NEW YORK (Reuters Health) - For the first time, researchers have discovered that HIV is able to directly infect human kidney cells, and the kidneys may act as a reservoir for the virus.

Previously, the virus was only found to infect immune system cells--known as T-helper cells--and a type of brain cell, according to Dr. Paul E. Klotman of the Mount Sinai School of Medicine in New York and colleagues.

Klotman's team found the HIV-infected kidney cells in HIV-positive African Americans who had kidney disease associated with their immune compromised condition. The patients had evidence of HIV activity in the kidneys even when antiretroviral drugs suppressed the virus in the blood to undetectable levels.

``There are many implications associated with this finding, the main one being that we have identified another potential reservoir for the virus to hide from treatment,'' Klotman said.

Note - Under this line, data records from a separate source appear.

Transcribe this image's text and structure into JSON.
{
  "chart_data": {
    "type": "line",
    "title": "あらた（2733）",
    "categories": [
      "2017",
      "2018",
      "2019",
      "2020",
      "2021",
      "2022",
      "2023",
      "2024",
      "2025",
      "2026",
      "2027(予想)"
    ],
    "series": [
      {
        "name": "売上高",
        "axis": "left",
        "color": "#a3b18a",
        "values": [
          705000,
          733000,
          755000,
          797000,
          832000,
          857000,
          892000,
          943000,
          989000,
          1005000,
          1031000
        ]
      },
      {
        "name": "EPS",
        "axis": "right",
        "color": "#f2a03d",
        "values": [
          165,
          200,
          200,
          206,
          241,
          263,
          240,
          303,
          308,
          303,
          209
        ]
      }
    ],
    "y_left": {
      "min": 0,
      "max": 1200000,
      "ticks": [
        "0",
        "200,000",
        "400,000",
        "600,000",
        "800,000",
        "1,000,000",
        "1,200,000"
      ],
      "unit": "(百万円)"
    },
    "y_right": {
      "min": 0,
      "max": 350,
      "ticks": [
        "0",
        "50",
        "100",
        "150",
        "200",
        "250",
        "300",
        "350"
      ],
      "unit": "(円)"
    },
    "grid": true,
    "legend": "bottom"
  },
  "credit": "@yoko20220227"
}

Current antiretroviral treatments focus on eradicating the virus in the body and if other cells are found to harbor virus, it makes it tougher when searching for a cure, Klotman explained.

The team of researchers took tissue samples of HIV-infected patients with kidney disease and compared them with normal human kidney samples.

``We are not sure at this time just exactly how HIV gets into the kidney cells,'' Klotman told Reuters Health. The researchers also do not know if this occurs in populations other than African Americans with kidney disease. In general, African American are at higher risk of kidney failure than whites, for reasons that are not entirely clear.